Will A&P Catholics Still Flock to Church on Palm Sunday?
Priests may struggle to reach congregants as church faces sex abuse scandal.
March 27, 2010 — -- Church insiders are familiar with the term "A&P Catholics," referring to Ashes and Palms Catholics. These are ones who show up on Ash Wednesday and Palm Sunday, two days when the church has giveaways.
The more contemporary and liturgically correct term for Palm Sunday is Passion Sunday, which marks the beginning of Holy Week. In addition to it being one of the most populated Sundays, it is one when the full Passion narrative of the Crucifixion of Jesus is read aloud.

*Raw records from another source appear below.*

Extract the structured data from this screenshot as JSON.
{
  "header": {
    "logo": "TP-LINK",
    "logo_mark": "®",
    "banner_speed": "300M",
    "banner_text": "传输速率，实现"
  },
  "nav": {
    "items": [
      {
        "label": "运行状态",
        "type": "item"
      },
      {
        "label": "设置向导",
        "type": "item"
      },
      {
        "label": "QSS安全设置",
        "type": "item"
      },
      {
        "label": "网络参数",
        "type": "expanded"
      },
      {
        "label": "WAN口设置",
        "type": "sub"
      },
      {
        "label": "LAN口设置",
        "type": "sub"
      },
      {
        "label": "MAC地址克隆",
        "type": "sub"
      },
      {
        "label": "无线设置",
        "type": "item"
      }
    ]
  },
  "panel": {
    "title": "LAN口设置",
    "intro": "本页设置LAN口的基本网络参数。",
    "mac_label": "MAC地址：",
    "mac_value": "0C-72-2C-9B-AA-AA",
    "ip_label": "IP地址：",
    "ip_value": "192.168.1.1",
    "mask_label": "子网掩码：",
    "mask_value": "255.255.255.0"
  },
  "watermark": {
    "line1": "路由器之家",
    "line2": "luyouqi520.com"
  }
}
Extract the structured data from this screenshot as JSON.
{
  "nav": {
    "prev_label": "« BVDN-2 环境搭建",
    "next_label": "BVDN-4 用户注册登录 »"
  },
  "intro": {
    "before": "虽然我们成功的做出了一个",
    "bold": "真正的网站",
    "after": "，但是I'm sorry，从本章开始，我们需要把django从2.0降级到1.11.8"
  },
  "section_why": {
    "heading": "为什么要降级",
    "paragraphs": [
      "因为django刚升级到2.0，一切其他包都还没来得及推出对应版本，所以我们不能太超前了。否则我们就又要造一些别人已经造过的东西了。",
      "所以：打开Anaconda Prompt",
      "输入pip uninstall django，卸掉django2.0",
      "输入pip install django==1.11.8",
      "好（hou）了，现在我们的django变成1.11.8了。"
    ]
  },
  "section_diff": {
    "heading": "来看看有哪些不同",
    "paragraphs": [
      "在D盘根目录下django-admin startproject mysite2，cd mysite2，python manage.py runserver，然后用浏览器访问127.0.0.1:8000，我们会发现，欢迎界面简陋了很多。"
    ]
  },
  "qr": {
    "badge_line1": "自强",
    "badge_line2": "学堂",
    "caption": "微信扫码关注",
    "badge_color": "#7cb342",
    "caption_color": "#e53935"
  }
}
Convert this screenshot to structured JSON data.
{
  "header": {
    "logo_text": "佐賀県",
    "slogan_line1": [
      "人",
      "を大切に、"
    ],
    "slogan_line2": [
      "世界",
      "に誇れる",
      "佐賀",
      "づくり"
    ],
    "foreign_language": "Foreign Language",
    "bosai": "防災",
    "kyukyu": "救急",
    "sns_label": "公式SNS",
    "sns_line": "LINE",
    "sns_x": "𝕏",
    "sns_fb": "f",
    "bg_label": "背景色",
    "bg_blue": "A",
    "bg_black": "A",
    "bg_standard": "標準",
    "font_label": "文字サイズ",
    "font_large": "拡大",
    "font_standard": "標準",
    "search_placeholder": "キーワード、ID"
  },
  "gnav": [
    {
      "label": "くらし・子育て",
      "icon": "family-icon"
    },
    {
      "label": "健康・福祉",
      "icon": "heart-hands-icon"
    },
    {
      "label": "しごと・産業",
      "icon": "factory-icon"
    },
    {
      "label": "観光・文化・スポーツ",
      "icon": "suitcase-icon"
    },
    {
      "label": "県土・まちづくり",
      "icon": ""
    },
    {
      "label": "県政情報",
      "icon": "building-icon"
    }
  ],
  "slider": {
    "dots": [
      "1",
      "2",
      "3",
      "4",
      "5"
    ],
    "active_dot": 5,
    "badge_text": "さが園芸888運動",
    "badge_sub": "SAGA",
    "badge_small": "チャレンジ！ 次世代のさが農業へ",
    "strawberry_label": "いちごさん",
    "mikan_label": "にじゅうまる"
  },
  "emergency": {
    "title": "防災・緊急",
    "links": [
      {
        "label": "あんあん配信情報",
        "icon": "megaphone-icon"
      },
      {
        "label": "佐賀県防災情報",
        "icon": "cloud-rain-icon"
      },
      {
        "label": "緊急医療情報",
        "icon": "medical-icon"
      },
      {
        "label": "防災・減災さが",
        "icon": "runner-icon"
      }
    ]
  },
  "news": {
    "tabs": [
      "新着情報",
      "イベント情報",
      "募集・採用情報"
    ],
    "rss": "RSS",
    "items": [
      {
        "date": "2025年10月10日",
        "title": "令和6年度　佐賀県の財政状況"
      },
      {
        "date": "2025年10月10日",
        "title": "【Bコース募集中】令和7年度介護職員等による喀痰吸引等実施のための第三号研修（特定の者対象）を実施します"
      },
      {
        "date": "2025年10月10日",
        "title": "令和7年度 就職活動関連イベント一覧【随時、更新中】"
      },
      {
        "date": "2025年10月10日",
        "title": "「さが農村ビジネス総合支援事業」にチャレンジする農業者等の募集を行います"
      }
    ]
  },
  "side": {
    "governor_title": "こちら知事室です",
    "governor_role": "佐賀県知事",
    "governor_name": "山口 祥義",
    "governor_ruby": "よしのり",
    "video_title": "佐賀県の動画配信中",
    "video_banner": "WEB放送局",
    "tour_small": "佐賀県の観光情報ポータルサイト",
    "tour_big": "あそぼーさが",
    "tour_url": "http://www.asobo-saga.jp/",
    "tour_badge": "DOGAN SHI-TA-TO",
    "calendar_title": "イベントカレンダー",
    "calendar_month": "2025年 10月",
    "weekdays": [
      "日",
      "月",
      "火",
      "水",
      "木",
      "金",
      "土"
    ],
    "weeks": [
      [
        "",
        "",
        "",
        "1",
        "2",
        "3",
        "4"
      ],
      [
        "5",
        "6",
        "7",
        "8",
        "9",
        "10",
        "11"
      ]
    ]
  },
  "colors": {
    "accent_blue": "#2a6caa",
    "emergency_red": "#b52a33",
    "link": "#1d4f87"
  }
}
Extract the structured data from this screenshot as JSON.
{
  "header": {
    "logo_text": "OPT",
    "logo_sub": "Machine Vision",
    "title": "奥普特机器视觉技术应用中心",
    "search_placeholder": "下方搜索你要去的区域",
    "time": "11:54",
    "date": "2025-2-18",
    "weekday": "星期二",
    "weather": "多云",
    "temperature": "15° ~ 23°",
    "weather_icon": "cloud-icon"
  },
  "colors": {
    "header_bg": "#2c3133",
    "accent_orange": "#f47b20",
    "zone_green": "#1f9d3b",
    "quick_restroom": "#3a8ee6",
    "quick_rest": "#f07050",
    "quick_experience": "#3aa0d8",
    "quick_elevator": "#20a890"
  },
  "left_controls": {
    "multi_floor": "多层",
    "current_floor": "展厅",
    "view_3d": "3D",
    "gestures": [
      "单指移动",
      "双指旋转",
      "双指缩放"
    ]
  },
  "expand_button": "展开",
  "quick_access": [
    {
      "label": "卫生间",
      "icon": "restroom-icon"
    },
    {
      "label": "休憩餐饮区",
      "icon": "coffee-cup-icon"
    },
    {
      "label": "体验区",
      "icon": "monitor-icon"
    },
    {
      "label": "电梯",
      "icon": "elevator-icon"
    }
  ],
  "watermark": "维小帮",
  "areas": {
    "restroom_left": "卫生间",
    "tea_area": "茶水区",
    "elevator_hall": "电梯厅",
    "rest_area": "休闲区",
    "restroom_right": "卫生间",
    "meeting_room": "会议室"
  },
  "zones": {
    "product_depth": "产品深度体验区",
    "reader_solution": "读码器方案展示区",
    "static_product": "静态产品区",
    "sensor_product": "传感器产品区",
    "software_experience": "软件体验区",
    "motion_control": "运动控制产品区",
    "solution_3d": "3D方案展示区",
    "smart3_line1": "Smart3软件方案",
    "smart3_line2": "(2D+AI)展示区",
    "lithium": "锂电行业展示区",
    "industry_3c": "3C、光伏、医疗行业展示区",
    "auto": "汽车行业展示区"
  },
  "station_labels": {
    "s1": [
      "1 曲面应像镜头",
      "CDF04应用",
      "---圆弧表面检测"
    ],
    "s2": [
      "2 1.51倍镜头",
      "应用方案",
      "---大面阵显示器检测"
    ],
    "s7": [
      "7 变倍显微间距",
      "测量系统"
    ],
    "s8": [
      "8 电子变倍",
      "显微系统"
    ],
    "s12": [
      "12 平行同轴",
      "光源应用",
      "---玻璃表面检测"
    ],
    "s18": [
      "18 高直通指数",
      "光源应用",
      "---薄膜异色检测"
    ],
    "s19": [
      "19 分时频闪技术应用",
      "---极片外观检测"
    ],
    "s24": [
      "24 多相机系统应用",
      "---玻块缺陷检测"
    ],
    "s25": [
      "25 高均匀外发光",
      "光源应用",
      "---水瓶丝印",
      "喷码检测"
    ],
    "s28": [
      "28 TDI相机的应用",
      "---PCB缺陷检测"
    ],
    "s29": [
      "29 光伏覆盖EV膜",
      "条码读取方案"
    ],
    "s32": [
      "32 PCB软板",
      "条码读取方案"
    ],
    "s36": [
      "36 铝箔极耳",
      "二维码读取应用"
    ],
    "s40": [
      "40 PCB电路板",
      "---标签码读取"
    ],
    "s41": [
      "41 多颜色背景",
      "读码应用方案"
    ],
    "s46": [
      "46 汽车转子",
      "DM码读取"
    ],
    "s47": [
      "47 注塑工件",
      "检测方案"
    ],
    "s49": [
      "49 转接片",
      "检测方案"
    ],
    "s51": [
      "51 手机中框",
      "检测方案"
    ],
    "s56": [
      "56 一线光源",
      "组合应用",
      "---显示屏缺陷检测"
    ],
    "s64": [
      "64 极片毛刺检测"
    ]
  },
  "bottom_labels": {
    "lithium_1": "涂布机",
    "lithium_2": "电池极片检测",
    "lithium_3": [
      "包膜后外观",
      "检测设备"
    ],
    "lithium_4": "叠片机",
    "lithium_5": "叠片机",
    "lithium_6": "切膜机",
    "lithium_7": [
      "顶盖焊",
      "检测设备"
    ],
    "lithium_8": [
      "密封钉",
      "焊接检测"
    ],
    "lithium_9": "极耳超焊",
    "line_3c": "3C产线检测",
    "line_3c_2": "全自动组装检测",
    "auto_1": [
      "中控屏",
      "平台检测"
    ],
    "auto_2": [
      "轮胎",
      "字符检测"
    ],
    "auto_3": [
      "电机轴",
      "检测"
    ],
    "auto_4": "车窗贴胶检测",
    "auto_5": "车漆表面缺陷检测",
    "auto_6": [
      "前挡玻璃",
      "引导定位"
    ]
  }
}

This year that text will be proclaimed in the context of the reemergence of a sex abuse scandal that has ties all the way to the pope. Two primary questions come to mind: 1) Will the typical crowds of people still show up to wave their Sunday palms, reminiscent of Jesus' glorious entrance into Jerusalem before his death? and 2) Will they hear their priests preach about the Passion narrative with any direct allusion to the current scandal once again rocking the very pillars of the Catholic faith?
A common complaint among churchgoers is that the homily or sermon is boring or disconnected from everyday life. Homilies top the lists of surveys asking what people are most dissatisfied with in their worship services. Often the complaint is the tendency of the preacher to become abstract and to get lost in waxing eloquent theological hypotheses, and thereby losing most of his congregants as well.
People in the pews prefer plain talk about real life issues that can help them to make sense of their experience in the context of their faith. This is risky for the preacher. It means he has to be self-revelatory and also willing to meet people where they are, even if that isn't always where the church teaches they should be.
The challenge to talk about real life issues is even more acute this Holy Week because during the holiest week of the year, the institutional church isn't looking too holy. Priests, as representatives of that institution, must maintain the delicate balance of openly addressing the sex scandal issue without suggesting a total dismissal of church authority and its history of and capacity for goodness.